Marina Person começou a fazer as primeiras anotações para o que virou Califórnia, seu longa de ficção que estreou nesta quinta, 3, em 2004. Há 11 anos… “Pegava meu caderninho e ia anotando tudo. Conversava com amigas de escola. Duas foram muito importantes no processo de resgatar histórias que haviam acontecido com a gente, ou com pessoas que conhecíamos.” O objetivo nunca foi fazer um filme autobiográfico. “Se fosse, teria de mudar o título. Sonhava com Londres, não com a Califórnia.”
Em 2006/2007, o roteiro ficou pronto e ela iniciou a captação. O orçamento ideal era de R$ 3,5 milhões, mas numa primeira etapa ela conseguiu menos que a metade. Não conseguiu mais nada. Em 2012, com seus parceiros produtores, desistiu de tentar captar mais. “Adequamos o roteiro ao dinheiro que tínhamos. Queria filmar de qualquer jeito.” Por que um filme sobre a adolescência? “A minha foi muito difícil, sofrida. Ao mesmo tempo, foi um período incrível da própria vida brasileira. Havia o movimento por Diretas-Já. Pertenço a uma geração que identificava a figura do presidente com os militares. Com as diretas e a promessa de redemocratização, houve uma revitalização da cena rock. Titãs, Paralamas, o rock como protesto. Vivi tudo isso intensamente, e queria que viesse para o filme.”

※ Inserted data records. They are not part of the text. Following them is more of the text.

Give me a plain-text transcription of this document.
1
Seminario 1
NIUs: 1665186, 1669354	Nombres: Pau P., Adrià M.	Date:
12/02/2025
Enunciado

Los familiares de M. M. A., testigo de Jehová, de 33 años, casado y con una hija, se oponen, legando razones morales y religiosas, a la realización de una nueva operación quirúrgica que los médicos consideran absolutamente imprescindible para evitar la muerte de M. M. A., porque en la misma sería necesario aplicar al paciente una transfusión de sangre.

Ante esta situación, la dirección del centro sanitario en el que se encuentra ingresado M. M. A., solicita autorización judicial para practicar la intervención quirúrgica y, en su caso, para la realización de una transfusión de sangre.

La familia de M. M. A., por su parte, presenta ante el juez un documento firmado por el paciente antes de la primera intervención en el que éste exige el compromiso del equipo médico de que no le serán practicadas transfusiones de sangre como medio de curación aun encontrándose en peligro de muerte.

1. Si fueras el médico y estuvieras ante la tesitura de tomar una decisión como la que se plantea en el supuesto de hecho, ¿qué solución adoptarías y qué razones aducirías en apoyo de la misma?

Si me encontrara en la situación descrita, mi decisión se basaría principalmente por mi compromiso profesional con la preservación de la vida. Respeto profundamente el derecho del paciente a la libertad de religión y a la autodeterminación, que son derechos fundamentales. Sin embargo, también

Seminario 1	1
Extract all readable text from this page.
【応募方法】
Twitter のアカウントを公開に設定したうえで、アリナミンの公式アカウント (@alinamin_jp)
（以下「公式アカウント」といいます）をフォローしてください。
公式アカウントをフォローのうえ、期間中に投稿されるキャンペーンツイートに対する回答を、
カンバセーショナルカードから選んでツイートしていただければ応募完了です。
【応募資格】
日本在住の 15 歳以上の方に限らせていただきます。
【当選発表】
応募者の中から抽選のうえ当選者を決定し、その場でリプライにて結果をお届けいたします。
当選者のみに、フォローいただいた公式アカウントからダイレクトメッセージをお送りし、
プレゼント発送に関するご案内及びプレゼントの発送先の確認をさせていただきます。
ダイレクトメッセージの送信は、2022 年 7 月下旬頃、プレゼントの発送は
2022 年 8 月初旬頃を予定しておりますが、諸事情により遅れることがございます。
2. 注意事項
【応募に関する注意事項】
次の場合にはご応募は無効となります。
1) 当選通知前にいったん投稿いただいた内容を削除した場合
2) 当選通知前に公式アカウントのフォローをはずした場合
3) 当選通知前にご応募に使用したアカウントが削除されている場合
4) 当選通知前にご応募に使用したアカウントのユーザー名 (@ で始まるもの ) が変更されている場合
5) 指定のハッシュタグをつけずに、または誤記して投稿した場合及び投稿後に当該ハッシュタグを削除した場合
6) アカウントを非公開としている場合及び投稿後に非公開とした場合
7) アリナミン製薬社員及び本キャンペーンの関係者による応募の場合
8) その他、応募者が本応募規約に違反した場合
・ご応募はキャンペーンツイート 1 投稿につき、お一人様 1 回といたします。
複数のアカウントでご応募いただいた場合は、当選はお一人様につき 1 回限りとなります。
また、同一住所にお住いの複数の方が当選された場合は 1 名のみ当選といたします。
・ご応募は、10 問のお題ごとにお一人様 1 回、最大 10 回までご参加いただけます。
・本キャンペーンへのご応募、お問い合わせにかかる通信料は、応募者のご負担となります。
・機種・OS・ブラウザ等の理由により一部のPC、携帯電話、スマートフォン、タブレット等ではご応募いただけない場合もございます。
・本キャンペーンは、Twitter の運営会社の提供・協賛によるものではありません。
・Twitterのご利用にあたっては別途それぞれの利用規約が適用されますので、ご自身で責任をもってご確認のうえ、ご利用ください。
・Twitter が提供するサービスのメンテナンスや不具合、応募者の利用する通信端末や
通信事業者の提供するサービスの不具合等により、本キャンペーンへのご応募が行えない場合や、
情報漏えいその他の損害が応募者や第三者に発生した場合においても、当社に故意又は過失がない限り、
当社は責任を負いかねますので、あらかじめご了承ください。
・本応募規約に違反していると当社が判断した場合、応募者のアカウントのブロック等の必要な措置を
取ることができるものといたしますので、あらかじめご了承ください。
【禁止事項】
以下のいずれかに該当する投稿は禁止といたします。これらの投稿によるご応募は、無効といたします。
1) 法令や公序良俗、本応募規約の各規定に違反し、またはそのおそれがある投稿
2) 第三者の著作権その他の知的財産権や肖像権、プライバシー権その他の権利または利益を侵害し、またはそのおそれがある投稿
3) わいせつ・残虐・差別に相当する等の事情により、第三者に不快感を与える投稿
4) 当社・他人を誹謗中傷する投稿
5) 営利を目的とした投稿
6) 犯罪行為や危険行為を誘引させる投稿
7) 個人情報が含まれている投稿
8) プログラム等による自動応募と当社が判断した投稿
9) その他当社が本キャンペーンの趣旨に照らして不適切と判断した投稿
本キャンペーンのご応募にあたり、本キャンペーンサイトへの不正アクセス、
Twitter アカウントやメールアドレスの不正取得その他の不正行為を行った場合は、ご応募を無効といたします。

Pessoal, mas não autobiográfico. “Nunca tive um tio aidético, mas pertenço a uma geração que descobriu o sexo com essa carga. Ao mesmo tempo que queríamos a liberdade, e a liberdade do sexo, era preciso puxar o freio de mão. Só conheci gente que morreu de aids muito tempo depois. A doença era discriminatória, associada à promiscuidade. As pessoas, e as famílias, tinham vergonha de assumir.” Há todo esse lado, digamos, ficcional em Califórnia, mas há também o fundo de verdade. “Era louca pelo rock londrino, punk. Amava o Cure. Mas o meu preferido, como o da Estela (protagonista do filme), era o David Bowie. O quarto dela é inspirado no meu quarto. E eu também gostava daquele tipo de garoto por quem ela é atraída no filme. Misteriosos, delicados. O MP é uma soma de vários garotos que conheci e também uma idealização.”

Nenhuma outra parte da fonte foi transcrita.